A Reuters poll indicates that the Bank of Mexico (Banxico) is anticipated to maintain its main reference interest rate at 7% during the upcoming March 26 meeting, citing ongoing inflation risks driven by the Middle East war [1]. This would mark the second consecutive meeting in which Banxico adopts a wait-and-see approach, following a period in which the central bank reduced rates 12 times since the start of its easing cycle [1].
Out of 28 economists surveyed, 16 expect Banxico to keep rates unchanged, while a minority—including analysts from Goldman Sachs and JPMorgan—predict a resumption of the easing cycle despite the central bank's governing council raising inflation expectations [1]. Eleven respondents forecast a 25-basis point reduction to 6.25%, with Bank of America and Barclays among them, and one local analyst projects a 25-basis point hike to 7.25% [1].
Banxico's primary objective is to maintain low and stable inflation, targeting 3% within a tolerance band of 2% to 4% [1]. The central bank's monetary policy decisions, particularly interest rate adjustments, directly influence the Mexican Peso (MXN), with higher rates generally supporting the currency by attracting investors, while lower rates tend to weaken it [1]. Banxico's policy is also shaped by the US Federal Reserve's actions, often meeting a week after the Fed to react or anticipate monetary measures [1].
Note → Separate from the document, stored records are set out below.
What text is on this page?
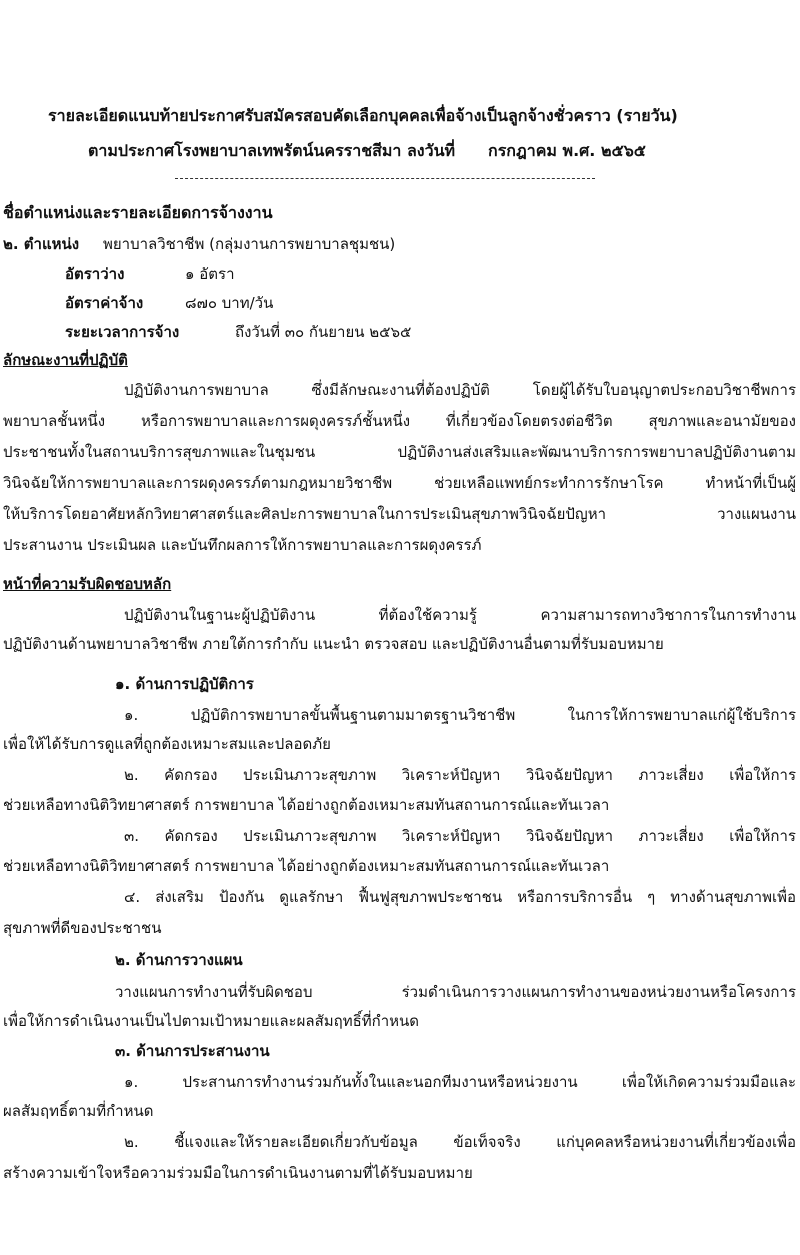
รายละเอียดแนบท้ายประกาศรับสมัครสอบคัดเลือกบุคคลเพื่อจ้างเป็นลูกจ้างชั่วคราว (รายวัน)
ตามประกาศโรงพยาบาลเทพรัตน์นครราชสีมา ลงวันที่ กรกฎาคม พ.ศ. ๒๕๖๕
ชื่อตำแหน่งและรายละเอียดการจ้างงาน
๒. ตำแหน่ง พยาบาลวิชาชีพ (กลุ่มงานการพยาบาลชุมชน)
อัตราว่าง	๑ อัตรา
อัตราค่าจ้าง	๘๗๐ บาท/วัน
ระยะเวลาการจ้าง	ถึงวันที่ ๓๐ กันยายน ๒๕๖๕
ลักษณะงานที่ปฏิบัติ
ปฏิบัติงานการพยาบาล ซึ่งมีลักษณะงานที่ต้องปฏิบัติ โดยผู้ได้รับใบอนุญาตประกอบวิชาชีพการ
พยาบาลชั้นหนึ่ง หรือการพยาบาลและการผดุงครรภ์ชั้นหนึ่ง ที่เกี่ยวข้องโดยตรงต่อชีวิต สุขภาพและอนามัยของ
ประชาชนทั้งในสถานบริการสุขภาพและในชุมชน ปฏิบัติงานส่งเสริมและพัฒนาบริการการพยาบาลปฏิบัติงานตาม
วินิจฉัยให้การพยาบาลและการผดุงครรภ์ตามกฎหมายวิชาชีพ ช่วยเหลือแพทย์กระทำการรักษาโรค ทำหน้าที่เป็นผู้
ให้บริการโดยอาศัยหลักวิทยาศาสตร์และศิลปะการพยาบาลในการประเมินสุขภาพวินิจฉัยปัญหา วางแผนงาน
ประสานงาน ประเมินผล และบันทึกผลการให้การพยาบาลและการผดุงครรภ์
หน้าที่ความรับผิดชอบหลัก
ปฏิบัติงานในฐานะผู้ปฏิบัติงาน ที่ต้องใช้ความรู้ ความสามารถทางวิชาการในการทำงาน
ปฏิบัติงานด้านพยาบาลวิชาชีพ ภายใต้การกำกับ แนะนำ ตรวจสอบ และปฏิบัติงานอื่นตามที่รับมอบหมาย
๑. ด้านการปฏิบัติการ
๑. ปฏิบัติการพยาบาลขั้นพื้นฐานตามมาตรฐานวิชาชีพ ในการให้การพยาบาลแก่ผู้ใช้บริการ
เพื่อให้ได้รับการดูแลที่ถูกต้องเหมาะสมและปลอดภัย
๒. คัดกรอง ประเมินภาวะสุขภาพ วิเคราะห์ปัญหา วินิจฉัยปัญหา ภาวะเสี่ยง เพื่อให้การ
ช่วยเหลือทางนิติวิทยาศาสตร์ การพยาบาล ได้อย่างถูกต้องเหมาะสมทันสถานการณ์และทันเวลา
๓. คัดกรอง ประเมินภาวะสุขภาพ วิเคราะห์ปัญหา วินิจฉัยปัญหา ภาวะเสี่ยง เพื่อให้การ
ช่วยเหลือทางนิติวิทยาศาสตร์ การพยาบาล ได้อย่างถูกต้องเหมาะสมทันสถานการณ์และทันเวลา
๔. ส่งเสริม ป้องกัน ดูแลรักษา ฟื้นฟูสุขภาพประชาชน หรือการบริการอื่น ๆ ทางด้านสุขภาพเพื่อ
สุขภาพที่ดีของประชาชน
๒. ด้านการวางแผน
วางแผนการทำงานที่รับผิดชอบ ร่วมดำเนินการวางแผนการทำงานของหน่วยงานหรือโครงการ
เพื่อให้การดำเนินงานเป็นไปตามเป้าหมายและผลสัมฤทธิ์ที่กำหนด
๓. ด้านการประสานงาน
๑. ประสานการทำงานร่วมกันทั้งในและนอกทีมงานหรือหน่วยงาน เพื่อให้เกิดความร่วมมือและ
ผลสัมฤทธิ์ตามที่กำหนด
๒. ชี้แจงและให้รายละเอียดเกี่ยวกับข้อมูล ข้อเท็จจริง แก่บุคคลหรือหน่วยงานที่เกี่ยวข้องเพื่อ
สร้างความเข้าใจหรือความร่วมมือในการดำเนินงานตามที่ได้รับมอบหมาย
The current uncertainty regarding inflation and geopolitical risks has led to divided opinions among analysts, with most expecting stability but some anticipating further easing or even a rate hike [1].
CONCLUSION
The Bank of Mexico is widely expected to hold its interest rate at 7% amid heightened inflation risks, though some analysts foresee possible changes to the easing cycle. The central bank's decision will be closely watched for its impact on the Mexican Peso and broader market sentiment. Overall, the market is preparing for a cautious approach from Banxico, reflecting ongoing geopolitical and inflationary concerns.